Starting Cardiopulmonary Resuscitation with Bradycardia and Pulses

Updated:Jun 4,2014

Starting Cardiopulmonary Resuscitation with Bradycardia and Pulses Improves Outcome

Disclosure: None.
Pub Date: Tuesday, January 26, 2010
Author: Arno Zaritsky, MD, FAAP, FCCM

Citation

Donoghue A, Berg RA, Hazinski MF, Praestgaard AH, Roberts K, Nadkarni VM.,  Cardiopulmonary resuscitation for bradycardia with poor perfusion versus pulseless cardiac arrest.,  Pediatrics,  124 (6) 1541-8. View in PubMed (opens in a new window)


Article Text

Deciding when to begin chest compressions in critically ill infants and children remains controversial. Early initiation seems reasonable to improve outcome but could result in patient harm and produce dyssynchrony between intrinsic cardiac activity and chest compressions. To address this question, investigators analyzed more than 8 years of cardiac arrest data from the National Registry of CardioPulmonary Resuscitation (NRCPR) database. For purposes of this evaluation, event outcome was analyzed only if more than 2 minutes of cardiopulmonary resuscitation (CPR) was required (NRCPR includes patients receiving any CPR). Requiring at least 2 minutes of CPR assured that only children with severe cardiovascular compromise were included; children with return of spontaneous circulation with short-term compressions and ventilation may reflect a population who would have improved with or without chest compressions.
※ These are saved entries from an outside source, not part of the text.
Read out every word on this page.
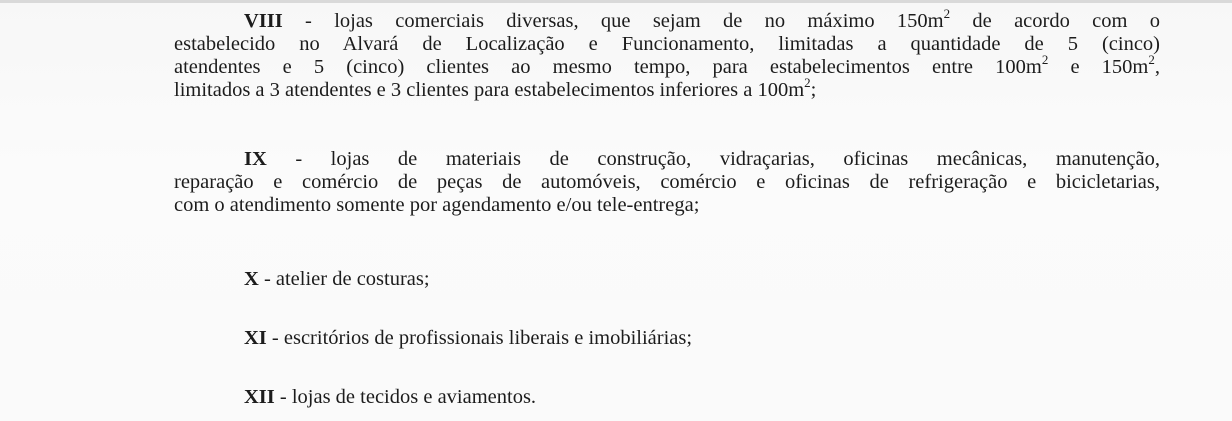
VIII - lojas comerciais diversas, que sejam de no máximo $150m^2$ de acordo com o
estabelecido no Alvará de Localização e Funcionamento, limitadas a quantidade de 5 (cinco)
atendentes e 5 (cinco) clientes ao mesmo tempo, para estabelecimentos entre $100m^2$ e $150m^2$,
limitados a 3 atendentes e 3 clientes para estabelecimentos inferiores a $100m^2$;
IX - lojas de materiais de construção, vidraçarias, oficinas mecânicas, manutenção,
reparação e comércio de peças de automóveis, comércio e oficinas de refrigeração e bicicletarias,
com o atendimento somente por agendamento e/ou tele-entrega;

X - atelier de costuras;

XI - escritórios de profissionais liberais e imobiliárias;

XII - lojas de tecidos e aviamentos.
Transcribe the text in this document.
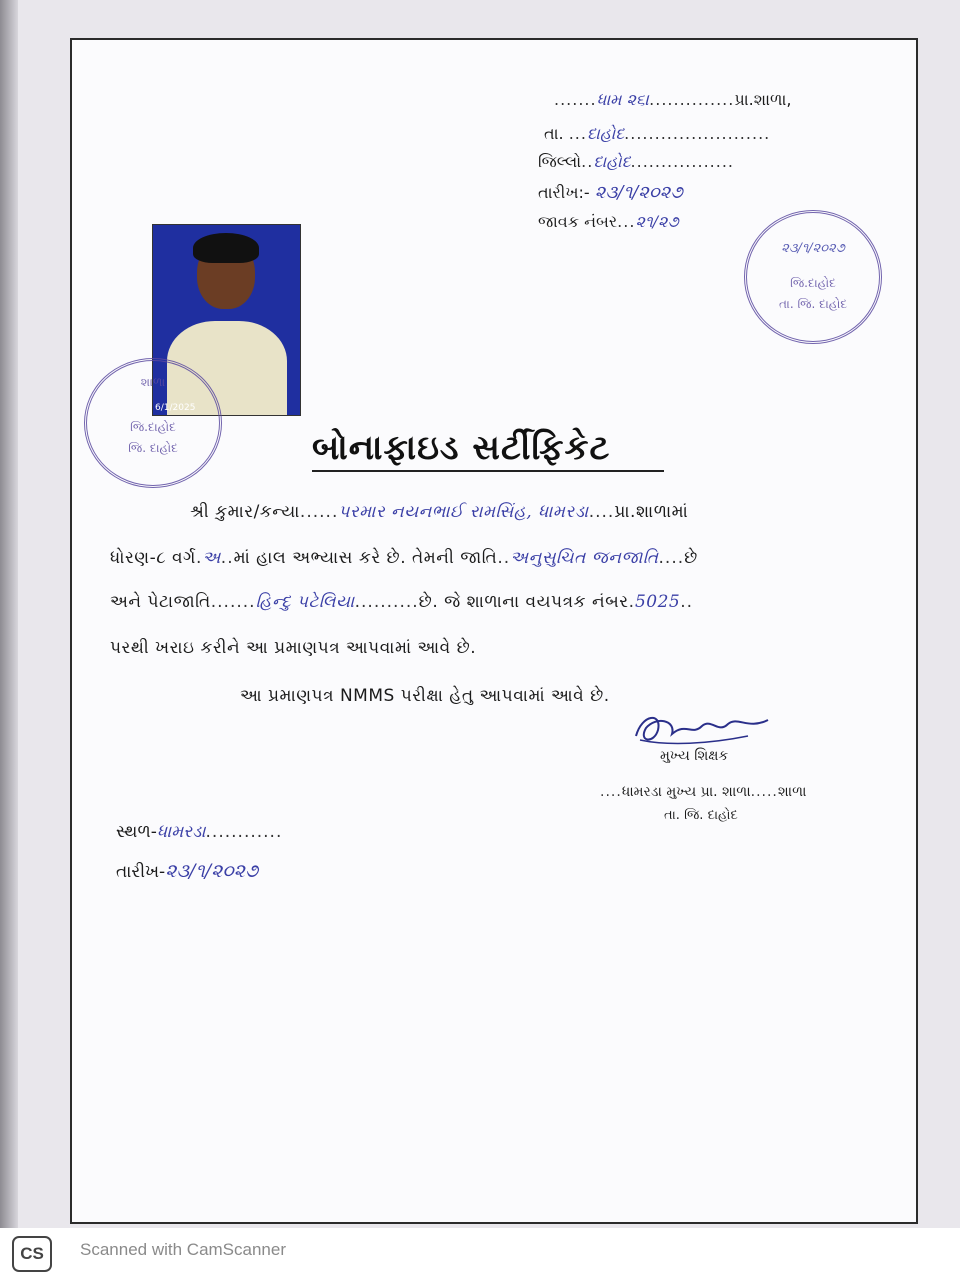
.......ધામ ૨૬।..............પ્રા.શાળા,
તા. ...દાહોદ........................
જિલ્લો..દાહોદ.................
તારીખ:- ૨૩/૧/૨૦૨૭
જાવક નંબર...૨૧/૨૭
૨૩/૧/૨૦૨૭
જિ.દાહોદ
તા. જિ. દાહોદ
6/1/2025
શાળા
જિ.દાહોદ
જિ. દાહોદ	બોનાફાઇડ સર્ટીફિકેટ
શ્રી કુમાર/કન્યા......પરમાર નયનભાઈ રામસિંહ, ધામરડા....પ્રા.શાળામાં
ધોરણ-૮ વર્ગ.અ..માં હાલ અભ્યાસ કરે છે. તેમની જાતિ..અનુસુચિત જનજાતિ....છે
અને પેટાજાતિ.......હિન્દુ પટેલિયા..........છે. જે શાળાના વયપત્રક નંબર.5025..
પરથી ખરાઇ કરીને આ પ્રમાણપત્ર આપવામાં આવે છે.
આ પ્રમાણપત્ર NMMS પરીક્ષા હેતુ આપવામાં આવે છે.
મુખ્ય શિક્ષક
....ધામરડા મુખ્ય પ્રા. શાળા.....શાળા
તા. જિ. દાહોદ
સ્થળ-ધામરડા............
તારીખ-૨૩/૧/૨૦૨૭
CS	Scanned with CamScanner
Of 130,722 cardiac arrests, only 4.8% were <18 years old. Of these 6,288 events, 3,342 met all inclusion criteria. Within this group, a remarkable 55% received chest compressions for bradycardia with a pulse. This is much more frequent than a previous NRCPR analysis reported in adults (2%) and children (18%).[1] Of note, this earlier study excluded neonates whereas the current study included neonates, except for those in the delivery room. Furthermore, the current study required at least 2 minutes of CPR. Because children with a pulse receiving CPR were significantly younger than those who were pulseless (median age 0.19 vs. 1.3 years), it appears that rescuers are more willing to initiate CPR in young infants with bradycardia. Neonates contributed substantially to the higher percentage of children receiving CPR with bradycardia and a pulse because 40% of this group were newborns versus 20% in the asystole/pulseless electrical activity (PEA) group. Beginning CPR for bradycardia is emphasized in both Pediatric Advanced Life Support and Neonatal Resuscitation Program training.
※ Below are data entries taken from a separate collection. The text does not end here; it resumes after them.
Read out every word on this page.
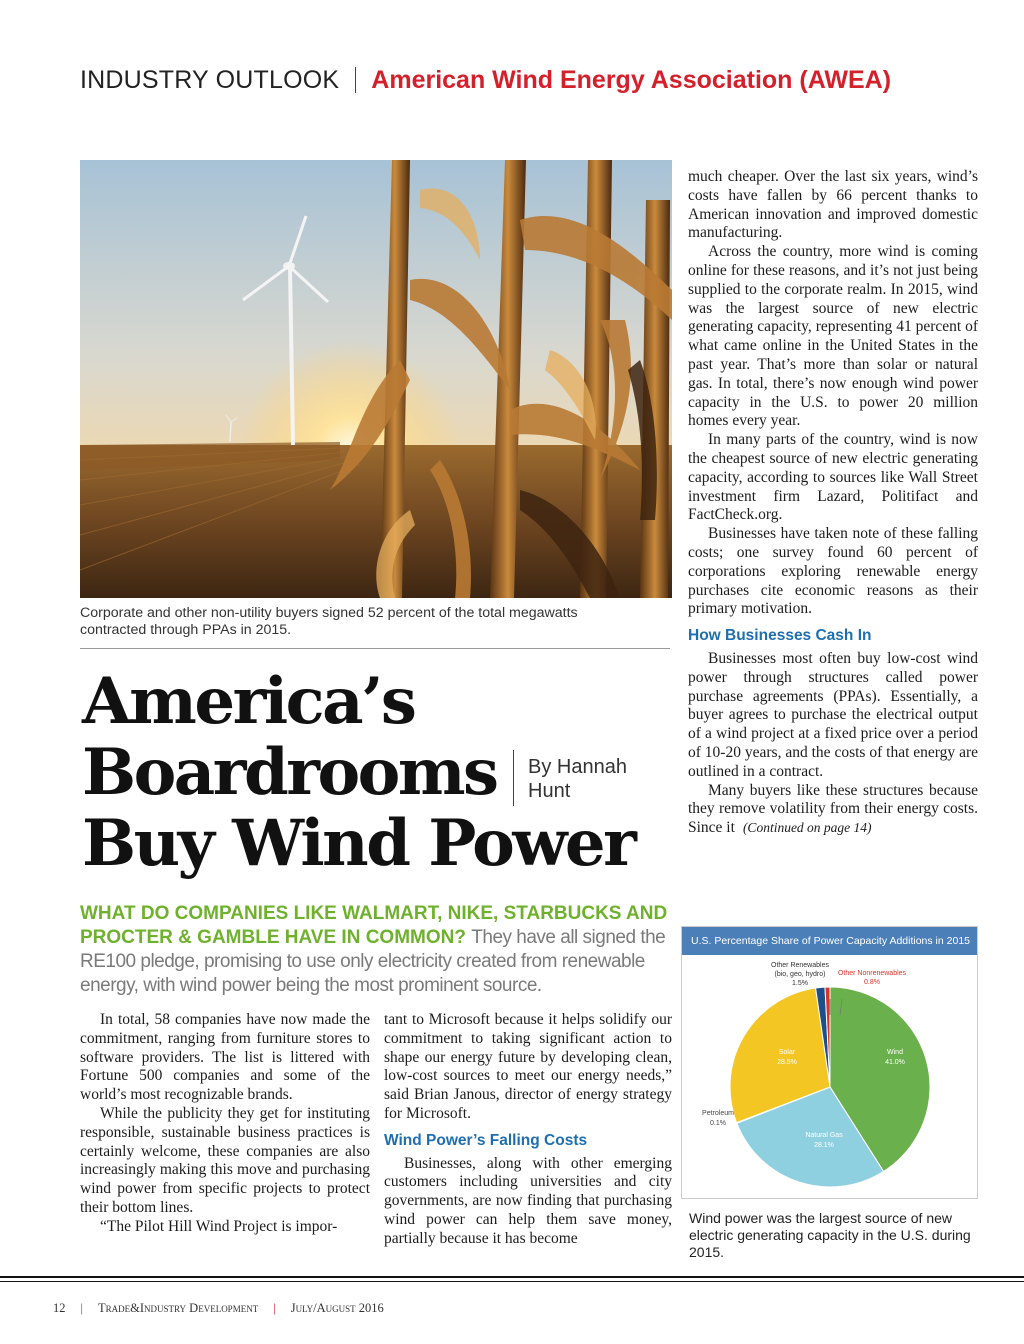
INDUSTRY OUTLOOK American Wind Energy Association (AWEA)
Corporate and other non-utility buyers signed 52 percent of the total megawatts
contracted through PPAs in 2015.
America’s
Boardrooms
Buy Wind Power
By Hannah
Hunt
WHAT DO COMPANIES LIKE WALMART, NIKE, STARBUCKS AND PROCTER & GAMBLE HAVE IN COMMON? They have all signed the RE100 pledge, promising to use only electricity created from renewable energy, with wind power being the most prominent source.

In total, 58 companies have now made the commitment, ranging from furniture stores to software providers. The list is littered with Fortune 500 companies and some of the world’s most recognizable brands.

While the publicity they get for instituting responsible, sustainable business practices is certainly welcome, these companies are also increasingly making this move and purchasing wind power from specific projects to protect their bottom lines.

“The Pilot Hill Wind Project is impor-

tant to Microsoft because it helps solidify our commitment to taking significant action to shape our energy future by developing clean, low-cost sources to meet our energy needs,” said Brian Janous, director of energy strategy for Microsoft.

Wind Power’s Falling Costs

Businesses, along with other emerging customers including universities and city governments, are now finding that purchasing wind power can help them save money, partially because it has become

much cheaper. Over the last six years, wind’s costs have fallen by 66 percent thanks to American innovation and improved domestic manufacturing.

Across the country, more wind is coming online for these reasons, and it’s not just being supplied to the corporate realm. In 2015, wind was the largest source of new electric generating capacity, representing 41 percent of what came online in the United States in the past year. That’s more than solar or natural gas. In total, there’s now enough wind power capacity in the U.S. to power 20 million homes every year.

In many parts of the country, wind is now the cheapest source of new electric generating capacity, according to sources like Wall Street investment firm Lazard, Politifact and FactCheck.org.

Businesses have taken note of these falling costs; one survey found 60 percent of corporations exploring renewable energy purchases cite economic reasons as their primary motivation.

How Businesses Cash In

Businesses most often buy low-cost wind power through structures called power purchase agreements (PPAs). Essentially, a buyer agrees to purchase the electrical output of a wind project at a fixed price over a period of 10-20 years, and the costs of that energy are outlined in a contract.

Many buyers like these structures because they remove volatility from their energy costs. Since it (Continued on page 14)

U.S. Percentage Share of Power Capacity Additions in 2015
Other Renewables
(bio, geo, hydro)
1.5%
Other Nonrenewables
0.8%
Solar
28.5%
Wind
41.0%
Petroleum
0.1%
Natural Gas
28.1%
Wind power was the largest source of new electric generating capacity in the U.S. during 2015.
12 | Trade&Industry Development | July/August 2016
Survival to hospital discharge was significantly higher in the bradycardia with pulses group (40.7%) compared with children with asystole/PEA (24.5%). These outcomes correspond to a higher likelihood of return of spontaneous circulation (75% vs. 53%) and survival for 24 hours (57% vs. 36%). For those children who survived for at least 24 hours, there was little difference in the likelihood of survival to hospital discharge between the bradycardia with pulse and pulseless groups (72% vs. 68.9%). Significant differences in survival remained after controlling for potential confounding clinical, event, and patient factors.

Survival to discharge was significantly better in neonates, infants, and children from 1 to 8 years of age, but not in children 8 or more years of age (22% vs. 17%). The latter age group had a lower overall survival rate and relatively smaller numbers of patients (603 older children vs. 1,039 neonates and 1,046 infants). Thus, a significant benefit in older children may have been missed because of relatively small numbers.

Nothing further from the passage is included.